Dave had most of the sheet filled with numbers and notes. "Okay, I think I have it, but let me read it back to you to be sure. Power snatches, 2 sets of 5, then 4 more sets of 3 followed by 4 sets of 3 in the snatch hi-pull, starting with 50 pounds over what I finished with in the power snatch."
"That's correct." Now write down some definite numbers for your next workout so I can see them."
"All right, in the power snatch I'll go: 110x5, 121x5, 132x3, 145x3, 165x3, 170x3. Then in the snatch hi-pull: 220, 242, 264, and 286, all for 3. How's that sound?"
"It sounds okay.
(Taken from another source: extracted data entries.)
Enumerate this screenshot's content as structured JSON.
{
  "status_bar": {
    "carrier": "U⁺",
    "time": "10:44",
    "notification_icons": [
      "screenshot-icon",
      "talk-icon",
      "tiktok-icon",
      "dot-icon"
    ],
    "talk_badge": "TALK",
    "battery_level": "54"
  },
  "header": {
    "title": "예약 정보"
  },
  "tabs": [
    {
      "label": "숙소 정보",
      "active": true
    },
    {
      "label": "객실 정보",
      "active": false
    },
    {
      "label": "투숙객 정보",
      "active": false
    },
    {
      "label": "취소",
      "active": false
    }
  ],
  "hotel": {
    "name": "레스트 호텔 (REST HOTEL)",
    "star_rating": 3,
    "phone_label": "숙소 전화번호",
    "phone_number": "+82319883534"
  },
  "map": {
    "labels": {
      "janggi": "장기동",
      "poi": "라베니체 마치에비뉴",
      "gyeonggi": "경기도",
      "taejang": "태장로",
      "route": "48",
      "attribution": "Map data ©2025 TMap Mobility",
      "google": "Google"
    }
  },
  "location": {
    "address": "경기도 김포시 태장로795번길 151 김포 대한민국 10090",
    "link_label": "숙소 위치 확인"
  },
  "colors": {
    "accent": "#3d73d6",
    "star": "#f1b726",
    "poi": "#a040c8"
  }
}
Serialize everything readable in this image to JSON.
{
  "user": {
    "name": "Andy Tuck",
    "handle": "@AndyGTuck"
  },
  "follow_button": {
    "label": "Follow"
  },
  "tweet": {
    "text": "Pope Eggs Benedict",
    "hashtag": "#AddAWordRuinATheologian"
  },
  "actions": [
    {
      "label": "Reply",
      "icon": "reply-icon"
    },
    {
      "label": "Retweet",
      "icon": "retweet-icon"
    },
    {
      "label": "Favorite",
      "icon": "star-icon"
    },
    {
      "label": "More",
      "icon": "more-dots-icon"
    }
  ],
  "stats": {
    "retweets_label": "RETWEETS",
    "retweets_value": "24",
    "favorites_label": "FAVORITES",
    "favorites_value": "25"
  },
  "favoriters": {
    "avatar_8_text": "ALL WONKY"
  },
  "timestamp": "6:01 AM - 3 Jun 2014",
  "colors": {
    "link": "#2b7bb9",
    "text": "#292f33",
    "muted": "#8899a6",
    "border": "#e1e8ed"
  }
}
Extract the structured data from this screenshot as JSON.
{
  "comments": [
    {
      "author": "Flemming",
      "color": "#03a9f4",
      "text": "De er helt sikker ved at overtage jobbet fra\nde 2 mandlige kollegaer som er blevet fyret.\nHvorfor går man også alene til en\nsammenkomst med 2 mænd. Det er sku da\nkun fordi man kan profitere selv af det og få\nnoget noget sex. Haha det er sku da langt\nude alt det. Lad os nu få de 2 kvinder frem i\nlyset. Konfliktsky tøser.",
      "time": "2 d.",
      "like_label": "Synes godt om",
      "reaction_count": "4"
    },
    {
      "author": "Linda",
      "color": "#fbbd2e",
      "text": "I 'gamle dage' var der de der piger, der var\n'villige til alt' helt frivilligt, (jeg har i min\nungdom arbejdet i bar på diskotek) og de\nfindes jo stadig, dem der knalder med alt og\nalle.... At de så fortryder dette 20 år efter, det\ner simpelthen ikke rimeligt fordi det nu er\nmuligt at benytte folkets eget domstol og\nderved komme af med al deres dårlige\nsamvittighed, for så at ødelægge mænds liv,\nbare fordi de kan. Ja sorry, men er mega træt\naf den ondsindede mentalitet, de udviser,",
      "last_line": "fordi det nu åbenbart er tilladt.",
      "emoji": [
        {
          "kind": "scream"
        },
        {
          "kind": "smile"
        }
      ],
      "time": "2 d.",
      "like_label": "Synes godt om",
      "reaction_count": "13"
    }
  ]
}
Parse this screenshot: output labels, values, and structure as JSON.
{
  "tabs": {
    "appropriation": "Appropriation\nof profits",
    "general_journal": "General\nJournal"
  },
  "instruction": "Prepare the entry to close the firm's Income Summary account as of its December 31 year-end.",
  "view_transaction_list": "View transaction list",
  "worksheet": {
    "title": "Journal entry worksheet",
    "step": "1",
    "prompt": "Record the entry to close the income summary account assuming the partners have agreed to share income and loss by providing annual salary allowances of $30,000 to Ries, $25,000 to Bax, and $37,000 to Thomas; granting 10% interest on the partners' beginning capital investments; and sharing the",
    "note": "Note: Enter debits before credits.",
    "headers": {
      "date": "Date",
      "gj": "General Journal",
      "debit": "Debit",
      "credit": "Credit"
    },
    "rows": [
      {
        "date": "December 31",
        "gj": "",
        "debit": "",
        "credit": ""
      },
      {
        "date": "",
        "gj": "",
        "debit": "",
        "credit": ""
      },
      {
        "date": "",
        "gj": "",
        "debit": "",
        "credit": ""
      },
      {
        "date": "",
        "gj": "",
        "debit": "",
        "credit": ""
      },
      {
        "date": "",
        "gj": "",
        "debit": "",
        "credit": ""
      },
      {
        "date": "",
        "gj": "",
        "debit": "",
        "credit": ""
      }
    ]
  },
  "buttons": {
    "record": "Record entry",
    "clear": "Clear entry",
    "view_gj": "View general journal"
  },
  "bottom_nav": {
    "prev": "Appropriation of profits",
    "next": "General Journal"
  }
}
If the top end of the hi-pull is shaky at first, then just stay with a lighter poundage until you feel like you're getting a good snap at the very end of the pull. Then work the numbers on up."
"Great! I sure like the feel of the power snatches. I had really missed doing a quick movement. Thanks for you help, I've got to run. "I've got a live one lined up for tonight and don't want to be late. Are you training tomorrow?"
"Sure. Wednesdays mean good mornings. I can't miss those."